Children of the State
- Israel’s Holocaust and the Politics of Nationhood by Idith Zertal
Cambridge, 236 pp, £19.99, October 2005, ISBN 0 521 85096 7
In 1950 the Israeli parliament passed the Nazis and Nazi Collaborators (Punishment) Law, the first constitutional expression of Israel’s belief that it must act as the heir of the Jews murdered in Europe. This status won international recognition only gradually, thanks by and large to West Germany’s decision not only to pay compensation to the victims of Nazism but also to pay ‘reparations’ to the state of Israel. In her excellent book, Idith Zertal reviews some of the trials of Jewish collaborators who had immigrated to Israel after the war and were indicted under this law. These survivors were victims too, but the law required that their victimhood be suspended. Nevertheless, they were all given light sentences, as if the judges themselves had some reservations about the law.
A far more critical case followed, however, when a man called Malkiel Grunewald, who had lost his entire family in Hungary during the war, issued a series of pamphlets accusing Israel Kastner, a spokesman for Israel’s Ministry of Trade and Industry, of collaboration. During the war, according to Grunewald, Kastner had met Eichmann, travelled all over Germany, and arranged transport out of Occupied Europe for more than a thousand privileged Hungarian Jews. Grunewald’s own family, too unimportant to be saved, were deported to places from which no one returned. Kastner had known about these places but, as part of the deal he had struck with the Nazis, had kept this knowledge from his fellow Jews. After the war he testified at Nuremberg on behalf of his SS contact Kurt Becher and saved him from being hanged.

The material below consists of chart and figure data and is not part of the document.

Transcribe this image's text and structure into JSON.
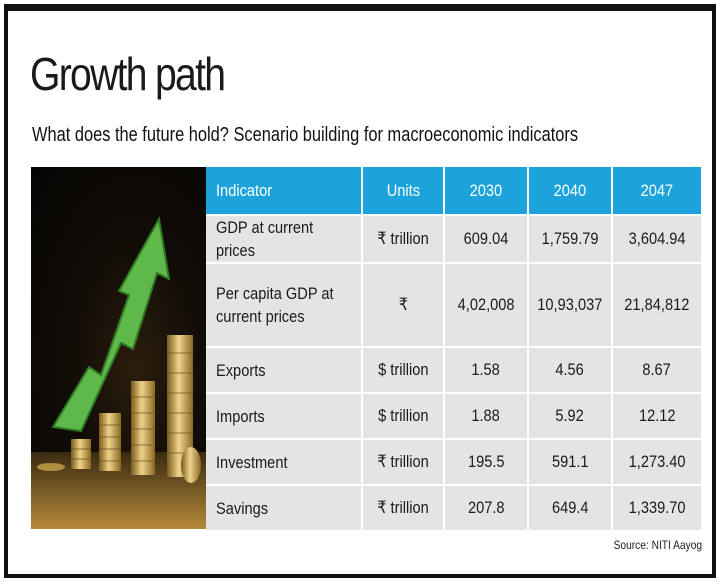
{
  "title": "Growth path",
  "subtitle": "What does the future hold? Scenario building for macroeconomic indicators",
  "table": {
    "headers": [
      "Indicator",
      "Units",
      "2030",
      "2040",
      "2047"
    ],
    "rows": [
      {
        "indicator": "GDP at current prices",
        "units": "₹ trillion",
        "y2030": "609.04",
        "y2040": "1,759.79",
        "y2047": "3,604.94"
      },
      {
        "indicator": "Per capita GDP at current prices",
        "units": "₹",
        "y2030": "4,02,008",
        "y2040": "10,93,037",
        "y2047": "21,84,812"
      },
      {
        "indicator": "Exports",
        "units": "$ trillion",
        "y2030": "1.58",
        "y2040": "4.56",
        "y2047": "8.67"
      },
      {
        "indicator": "Imports",
        "units": "$ trillion",
        "y2030": "1.88",
        "y2040": "5.92",
        "y2047": "12.12"
      },
      {
        "indicator": "Investment",
        "units": "₹ trillion",
        "y2030": "195.5",
        "y2040": "591.1",
        "y2047": "1,273.40"
      },
      {
        "indicator": "Savings",
        "units": "₹ trillion",
        "y2030": "207.8",
        "y2040": "649.4",
        "y2047": "1,339.70"
      }
    ]
  },
  "source": "Source: NITI Aayog",
  "colors": {
    "header_bg": "#1ca3dc",
    "cell_bg": "#e4e4e4",
    "arrow": "#5fb84a",
    "coin": "#c9a24a"
  },
  "image": {
    "icon": "growth-arrow-coins-icon"
  }
}
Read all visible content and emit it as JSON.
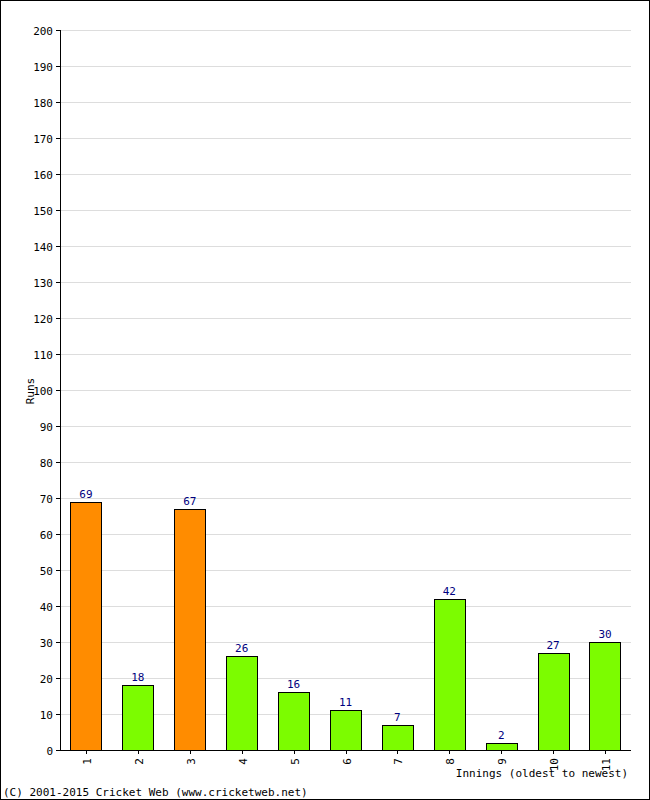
{
  "chart_data": {
    "type": "bar",
    "x_label": "Innings (oldest to newest)",
    "y_label": "Runs",
    "annotations": [
      "(C) 2001-2015 Cricket Web (www.cricketweb.net)"
    ],
    "categories": [
      "1",
      "2",
      "3",
      "4",
      "5",
      "6",
      "7",
      "8",
      "9",
      "10",
      "11"
    ],
    "values": [
      69,
      18,
      67,
      26,
      16,
      11,
      7,
      42,
      2,
      27,
      30
    ],
    "colors": [
      "#ff8c00",
      "#7cfc00",
      "#ff8c00",
      "#7cfc00",
      "#7cfc00",
      "#7cfc00",
      "#7cfc00",
      "#7cfc00",
      "#7cfc00",
      "#7cfc00",
      "#7cfc00"
    ],
    "ylim": [
      0,
      200
    ],
    "yticks": [
      0,
      10,
      20,
      30,
      40,
      50,
      60,
      70,
      80,
      90,
      100,
      110,
      120,
      130,
      140,
      150,
      160,
      170,
      180,
      190,
      200
    ],
    "grid": true,
    "data_labels": true
  }
}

Instead of indicting Kastner, if only to allow him to be found innocent, the attorney general chose to file a libel suit against Grunewald. What followed turned into the political trial of David Ben-Gurion and his party, to which Kastner belonged. Grunewald was acquitted. Kastner, the German-born judge wrote, ‘had sold his soul to the devil’. In Zertal’s view this was the beginning of Ben-Gurion’s downfall. Worn out by the scandal, he ordered Mossad to kidnap Eichmann and to bring him to Israel for what Zertal and other Israeli scholars, following Hannah Arendt, have called a show trial.

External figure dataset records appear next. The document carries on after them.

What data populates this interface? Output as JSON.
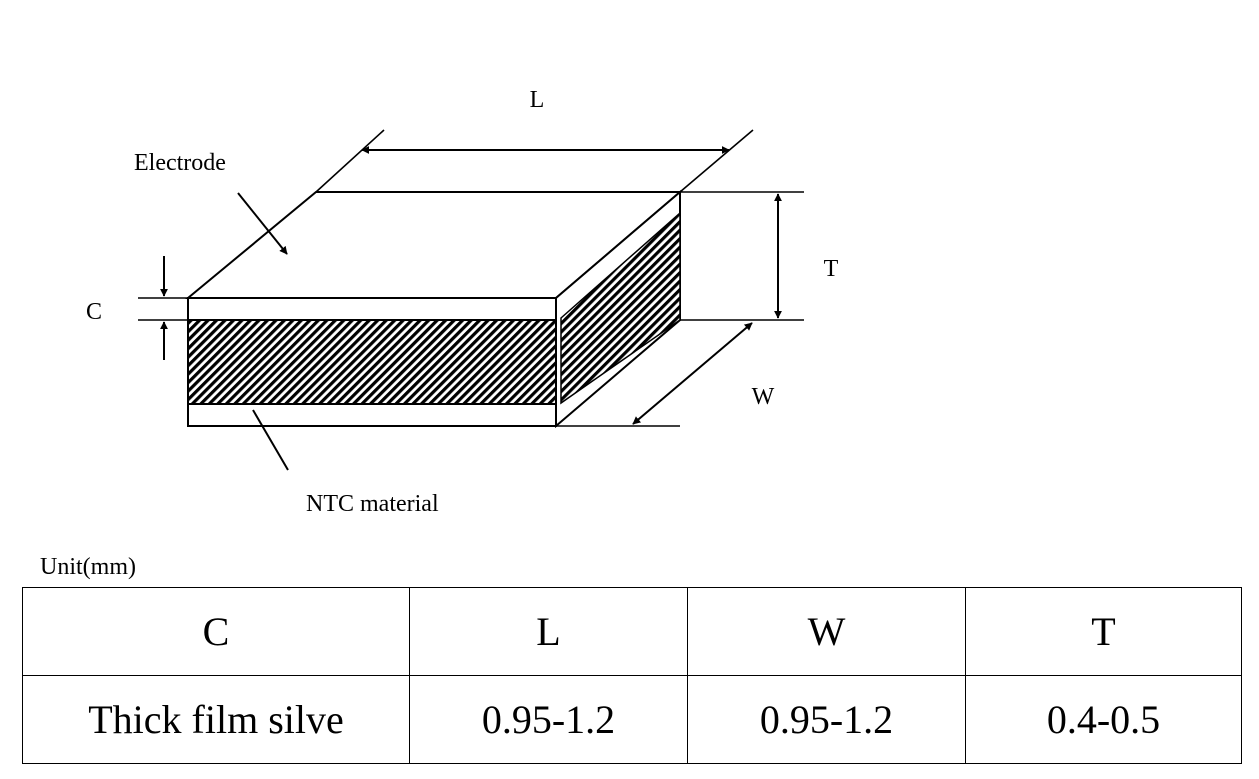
{
  "diagram": {
    "labels": {
      "length": "L",
      "thickness": "T",
      "width": "W",
      "electrode_thickness": "C",
      "electrode": "Electrode",
      "ntc_material": "NTC material"
    }
  },
  "unit_label": "Unit(mm)",
  "table": {
    "headers": [
      "C",
      "L",
      "W",
      "T"
    ],
    "rows": [
      [
        "Thick film silve",
        "0.95-1.2",
        "0.95-1.2",
        "0.4-0.5"
      ]
    ]
  }
}
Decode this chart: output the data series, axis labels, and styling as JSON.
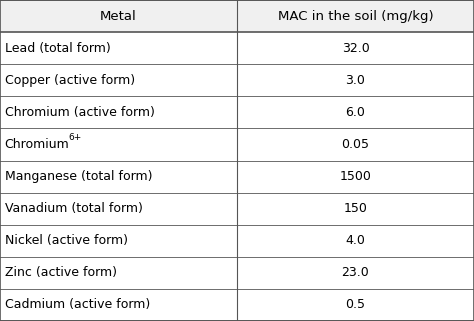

Holocaust memory is the safest, or at any rate the least controversial, Israeli collective experience, at a time when the rest of our national values are under threat. To be a good Israeli some forty years ago meant doing something for the state – ‘for the nation’, ‘for the Jewish people’. Now, to be a good Israeli means to see ourselves as the only protagonists in our story. This has been a gradual process, and its grotesque culmination came in the spring of 1993 when Major-General Ehud Barak, then IDF chief of staff, stood in uniform at Auschwitz and said at the climax of his speech: ‘Had we only arrived here 50 years earlier …’
The Holocaust is by now a central element of ‘Israeliness’. Zertal sees it not just as a ‘spiritual’ entity, but as a material institution as well. She begins with the way the Zionist elite chose to ignore its survivors: ‘martyrdom’ was reserved for the dead. Dead victims are far more convenient for myth-making, ceremonies and political speeches.
Zertal describes three occasions when the pre-Israel Zionist elite turned defeats into heroic myths. First, an incident in 1920, when settlers near the disputed border between the French and British colonial powers (the border between what is now Lebanon, Syria and Israel) were attacked by armed locals. This quickly became a legendary tale of the land of Israel being redeemed by force of arms, work and death. The protagonist of the story was Josef Trumpeldor, whose actual last words were a Russian curse, something close to ‘motherfucker’, but the version we all grew up on was: ‘Never mind. It’s good to die for our country.’ The second heroic defeat was the Warsaw Ghetto uprising, and other similar rebellions against the Nazis. The third was the boarding of the Exodus in 1947 by the British navy to prevent its 4500 passengers, Jewish refugees from Europe, from landing in Palestine.